Personal information
- Born: January 24, 1991 (age 34) Kingston, Jamaica
- Height: 6 ft 3 in (1.91 m)
- Weight: 304 lb (138 kg)

Career information
- High school: Royal Palm Beach
- College: Missouri State

Career history
- 2013: San Diego Chargers*
- 2013: Tampa Bay Buccaneers*
- 2015: Saskatchewan Roughriders
- 2015–2018: Calgary Stampeders
- 2019–2020: Toronto Argonauts
- 2021: Edmonton Football Team / Elks*
- 2022: Ottawa Redblacks
- * Offseason and/or practice squad member only

Awards and highlights
- Grey Cup champion (2018);
- Stats at CFL.ca

= Randy Richards =

Jamaican-born offensive lineman (born 1991)

Randy Shimon Richards (born January 24, 1991) is a Jamaican-American former professional football offensive lineman who played in the Canadian Football League (CFL). He made his professional debut in 2015 with the Saskatchewan Roughriders and won his first Grey Cup championship with the Calgary Stampeders in 2018. Richards was also a member of the San Diego Chargers, Tampa Bay Buccaneers, Toronto Argonauts, Edmonton Football Team, and Ottawa Redblacks. He played college football for the Missouri State Bears and the College of the Sequoias.

==Professional career==
===NFL===
Richards was originally signed as an undrafted free agent by the San Diego Chargers of the National Football League (NFL) on April 27, 2013 and also spent time with the Tampa Bay Buccaneers that year before being released on October 16, 2013. He was unsigned by a team in 2014.

=== Saskatchewan Roughriders ===
Richards made his way to the CFL with the Saskatchewan Roughriders and signed with the team on May 29, 2015. He made his professional debut starting at right tackle on August 22, 2015 against the Calgary Stampeders. Richards played in two games for the Riders during the 2015 season.
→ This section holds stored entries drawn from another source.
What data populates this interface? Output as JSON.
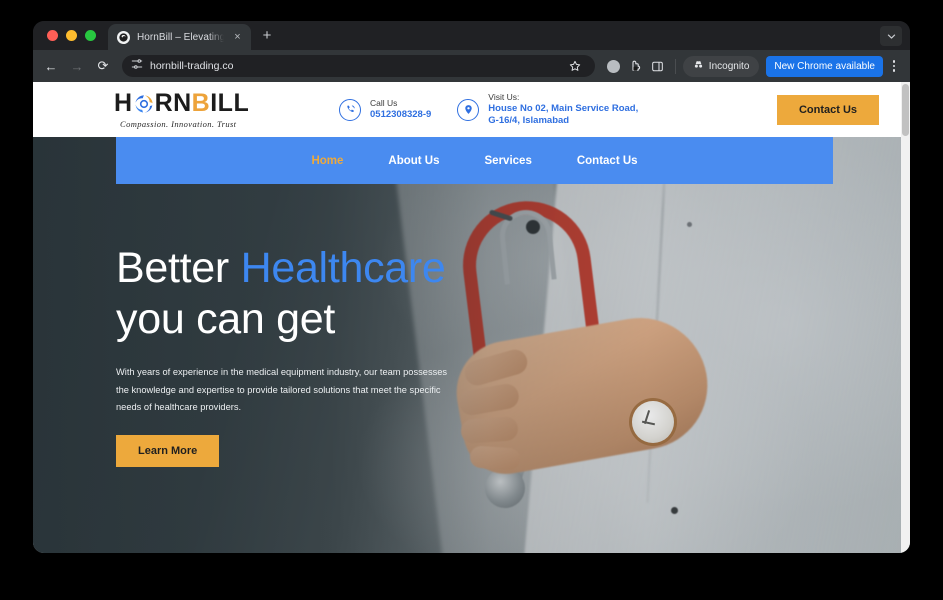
{
  "browser": {
    "tab": {
      "title": "HornBill – Elevating Healthca",
      "favicon_icon": "hornbill-favicon",
      "close_icon": "×"
    },
    "new_tab_icon": "+",
    "tab_list_icon": "chevron-down-icon",
    "toolbar": {
      "back_icon": "←",
      "forward_icon": "→",
      "reload_icon": "⟳",
      "site_settings_icon": "tune-icon",
      "url": "hornbill-trading.co",
      "bookmark_icon": "star-icon",
      "extensions_icon": "extension-icon",
      "split_icon": "split-screen-icon",
      "profile_icon": "profile-avatar-icon",
      "incognito_label": "Incognito",
      "incognito_icon": "incognito-hat-icon",
      "chrome_update_label": "New Chrome available",
      "menu_icon": "kebab-menu-icon"
    }
  },
  "site": {
    "logo": {
      "text_part1": "H",
      "text_part2": "RN",
      "text_part3": "B",
      "text_part4": "ILL",
      "o_icon": "hornbill-swirl-icon",
      "tagline": "Compassion. Innovation. Trust"
    },
    "contacts": [
      {
        "icon": "phone-icon",
        "label": "Call Us",
        "value": "0512308328-9"
      },
      {
        "icon": "location-pin-icon",
        "label": "Visit Us:",
        "value": "House No 02, Main Service Road, G-16/4, Islamabad"
      }
    ],
    "header_cta": "Contact Us",
    "nav": [
      {
        "label": "Home",
        "active": true
      },
      {
        "label": "About Us",
        "active": false
      },
      {
        "label": "Services",
        "active": false
      },
      {
        "label": "Contact Us",
        "active": false
      }
    ],
    "hero": {
      "heading_line1_plain": "Better ",
      "heading_line1_highlight": "Healthcare",
      "heading_line2": "you can get",
      "paragraph": "With years of experience in the medical equipment industry, our team possesses the knowledge and expertise to provide tailored solutions that meet the specific needs of healthcare providers.",
      "cta": "Learn More"
    }
  },
  "colors": {
    "brand_blue": "#4a8cf0",
    "brand_amber": "#eda93c",
    "link_blue": "#2f6fe0",
    "heading_highlight": "#3d87f0",
    "chrome_update_blue": "#1a73e8"
  }
}
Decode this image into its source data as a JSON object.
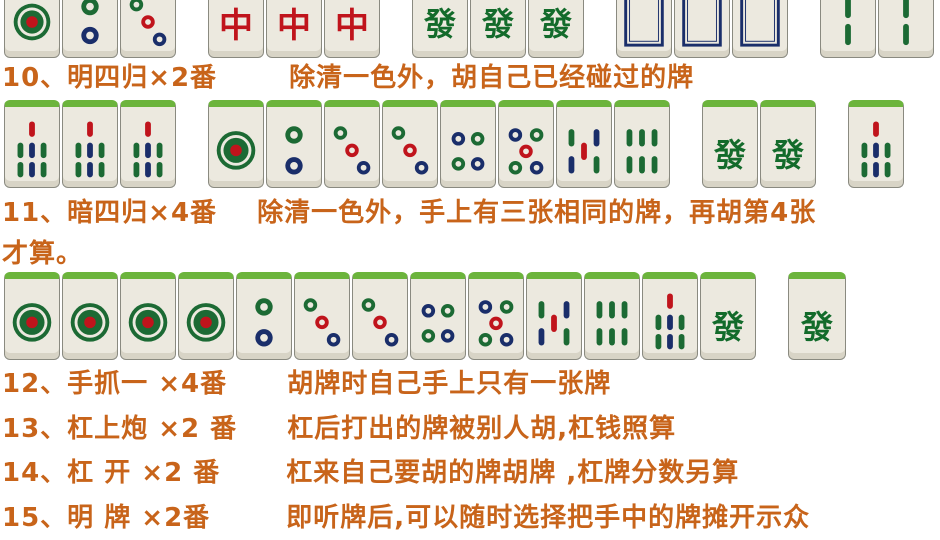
{
  "tiles": {
    "fa": "發",
    "zhong": "中"
  },
  "rules": [
    {
      "num": "10、明四归×2番",
      "desc": "除清一色外，胡自己已经碰过的牌"
    },
    {
      "num": "11、暗四归×4番",
      "desc": "除清一色外，手上有三张相同的牌，再胡第4张"
    },
    {
      "num": "才算。",
      "desc": ""
    },
    {
      "num": "12、手抓一 ×4番",
      "desc": "胡牌时自己手上只有一张牌"
    },
    {
      "num": "13、杠上炮 ×2 番",
      "desc": "杠后打出的牌被别人胡,杠钱照算"
    },
    {
      "num": "14、杠 开 ×2 番",
      "desc": "杠来自己要胡的牌胡牌 ,杠牌分数另算"
    },
    {
      "num": "15、明 牌 ×2番",
      "desc": "即听牌后,可以随时选择把手中的牌摊开示众"
    }
  ],
  "colors": {
    "text": "#c8641a",
    "tile_green": "#6cb43c",
    "fa": "#136b2b",
    "zhong": "#c0141c"
  }
}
=== Calgary Stampeders ===
Richards was traded to the Calgary Stampeders on September 29, 2015, and played in the final game of the season. He was re-signed by the Stampeders following the season. From 2016 to 2018, he saw spot starting duties playing at both left and right tackle. He won the 106th Grey Cup with the Stampeders as the team's starting right tackle.

=== Toronto Argonauts ===
In the following off-season, he signed with the Toronto Argonauts on March 6, 2019. He played in 12 games for the Argonauts in 2019. He did not play in 2020 due to the cancellation of the 2020 CFL season and was released by the Argonauts on December 15, 2020.
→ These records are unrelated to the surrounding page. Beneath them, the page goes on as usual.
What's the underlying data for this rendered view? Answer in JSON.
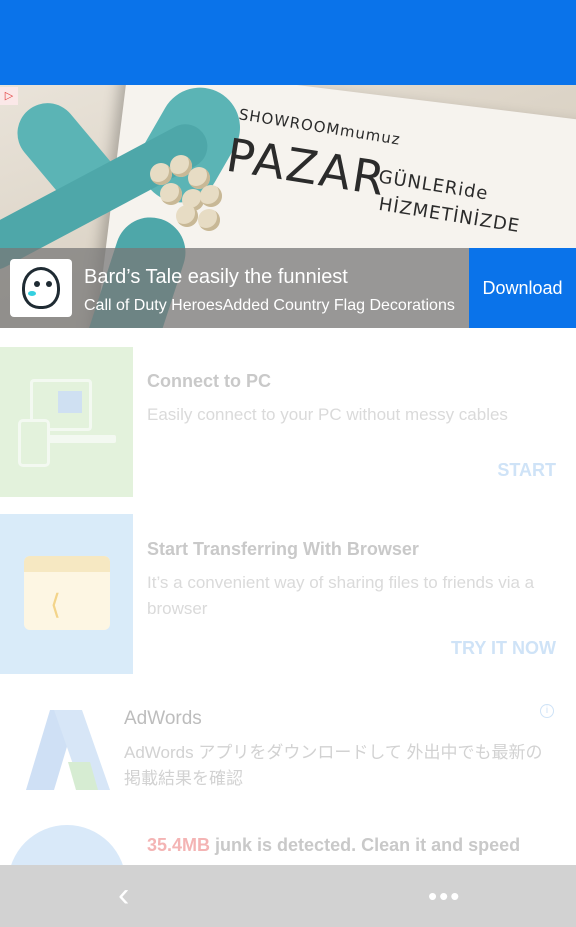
{
  "banner_ad": {
    "card_line1": "SHOWROOMmumuz",
    "card_line2": "PAZAR",
    "card_line3": "GÜNLERide",
    "card_line4": "HİZMETİNİZDE",
    "adchoices_icon": "adchoices-icon",
    "app_title": "Bard’s Tale easily the funniest",
    "app_subtitle": "Call of Duty HeroesAdded Country Flag Decorations",
    "download_label": "Download",
    "colors": {
      "download_bg": "#0a73ea",
      "topbar": "#0a73ea"
    }
  },
  "features": [
    {
      "title": "Connect to PC",
      "description": "Easily connect to your PC without messy cables",
      "action": "START",
      "icon": "pc-connect-icon"
    },
    {
      "title": "Start Transferring With Browser",
      "description": "It’s a convenient way of sharing files to friends via a browser",
      "action": "TRY IT NOW",
      "icon": "browser-share-icon"
    }
  ],
  "adwords_ad": {
    "title": "AdWords",
    "description": "AdWords アプリをダウンロードして 外出中でも最新の掲載結果を確認",
    "info_icon": "info-icon"
  },
  "junk": {
    "size": "35.4MB",
    "text": " junk is detected. Clean it and speed"
  },
  "bottom_nav": {
    "back_icon": "chevron-left-icon",
    "more_icon": "more-dots-icon"
  }
}
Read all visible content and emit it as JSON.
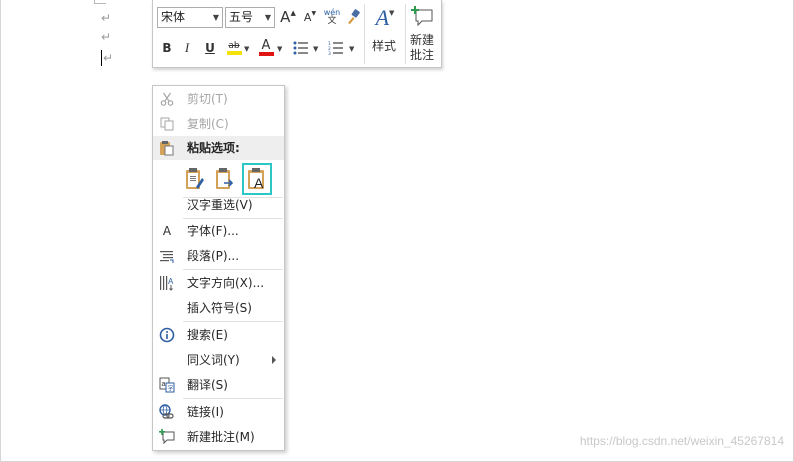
{
  "document": {
    "paragraph_mark": "↵"
  },
  "mini_toolbar": {
    "font_name": "宋体",
    "font_size": "五号",
    "grow_font_label": "A",
    "shrink_font_label": "A",
    "phonetic_top": "wén",
    "phonetic_bottom": "文",
    "bold_label": "B",
    "italic_label": "I",
    "underline_label": "U",
    "highlight_label": "ab",
    "font_color_label": "A",
    "styles_label": "样式",
    "new_comment_line1": "新建",
    "new_comment_line2": "批注",
    "highlight_color": "#f5e20a",
    "font_color": "#e11414",
    "accent_color": "#2e5fa3"
  },
  "context_menu": {
    "cut": "剪切(T)",
    "copy": "复制(C)",
    "paste_options": "粘贴选项:",
    "paste_buttons": [
      "keep-source-formatting",
      "merge-formatting",
      "keep-text-only"
    ],
    "reconvert": "汉字重选(V)",
    "font": "字体(F)...",
    "paragraph": "段落(P)...",
    "text_direction": "文字方向(X)...",
    "insert_symbol": "插入符号(S)",
    "search": "搜索(E)",
    "synonyms": "同义词(Y)",
    "translate": "翻译(S)",
    "link": "链接(I)",
    "new_comment": "新建批注(M)",
    "selection_color": "#2bc6c6"
  },
  "watermark": "https://blog.csdn.net/weixin_45267814"
}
=== Edmonton Football Team / Elks ===
Richards signed with the Edmonton Football Team on January 31, 2021. However, he retired from football on June 24, 2021 before the season started.

=== Ottawa Redblacks ===
On March 21, 2022 the Ottawa Redblacks announced that Richards (age 31) had agreed to a contract to join the team. On February 14, 2023, Richards became a free agent.